Universidad de los Andes

Universidad Icesi

United States 
Harvard University

Columbia University

Events

Traders' Cup 
The IFSA Trader’s Cup is the world’s largest student run trading challenge . All people studying in a recognised university are free to participate. The competition relies on securities trading, and aims to give students an opportunity to distinguish themselves from the competition. The competition is held once per academic year, starting in spring of 2016. For the second edition of the competition, students from more than 35 universities, located in 28 countries on 6 continents competed.

Global Case Competition at Harvard 
The Global Case Competition at Harvard  is the world’s most prestigious case competition organized by students. 
During the first edition, a team from HEC Paris, a leading French university, won the challenge.
The second edition was won  by the London Business School.

Local Venues 
The various IFSA Network chapters try to offer their communities various local events to connect with the professional world. Often, an industry professional will come to the IFSA Network events and meet students. The purpose of those venues is to give students a taste of the professional world, share tips and knowledge, and give an opportunity to network.

Boston Consulting Group Case Competition 
In 2018, the IFSA Network in cooperation with the Boston Consulting Group and InvestSoc, organised the first, three-week long International Cape Town Case Competition.
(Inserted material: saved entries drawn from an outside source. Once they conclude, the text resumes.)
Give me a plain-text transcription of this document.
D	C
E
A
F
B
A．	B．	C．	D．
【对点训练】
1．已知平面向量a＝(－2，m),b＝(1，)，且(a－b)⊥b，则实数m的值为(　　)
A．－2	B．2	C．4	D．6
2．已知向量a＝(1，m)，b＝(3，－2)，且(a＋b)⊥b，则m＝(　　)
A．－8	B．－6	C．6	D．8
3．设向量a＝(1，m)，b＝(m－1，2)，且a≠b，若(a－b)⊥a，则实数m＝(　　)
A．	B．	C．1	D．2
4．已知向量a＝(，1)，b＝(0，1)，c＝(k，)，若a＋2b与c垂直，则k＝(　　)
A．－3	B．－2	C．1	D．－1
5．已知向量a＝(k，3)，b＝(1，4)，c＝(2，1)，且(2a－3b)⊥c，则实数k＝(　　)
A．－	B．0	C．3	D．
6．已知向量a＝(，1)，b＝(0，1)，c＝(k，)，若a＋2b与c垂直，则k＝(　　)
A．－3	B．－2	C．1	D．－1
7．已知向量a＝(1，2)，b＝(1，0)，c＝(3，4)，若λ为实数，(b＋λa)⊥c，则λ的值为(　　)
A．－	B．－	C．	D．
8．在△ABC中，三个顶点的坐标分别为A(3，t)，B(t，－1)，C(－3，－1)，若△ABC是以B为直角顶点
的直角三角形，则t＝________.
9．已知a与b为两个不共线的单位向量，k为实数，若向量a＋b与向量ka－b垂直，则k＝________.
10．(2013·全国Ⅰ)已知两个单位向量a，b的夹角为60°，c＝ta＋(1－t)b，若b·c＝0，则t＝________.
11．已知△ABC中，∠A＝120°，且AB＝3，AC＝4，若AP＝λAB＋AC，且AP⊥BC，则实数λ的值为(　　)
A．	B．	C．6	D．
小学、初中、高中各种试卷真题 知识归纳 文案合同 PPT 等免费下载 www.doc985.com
The competition has a unique format where teams consisting of 2 to 4 participants, propose solutions for crises that are presented to them. In their solutions, participants are able to showcase their knowledge, creativity and problem-solving skills on a current macroeconomic issue. 
A jury picks the 15 best international teams and the best local teams, from Cape Town. The selected teams arrive in Cape Town, South Africa, to participate in the second round, and present in front of a select panel. The winning team is awarded a cash prize of 5000 South African Rand.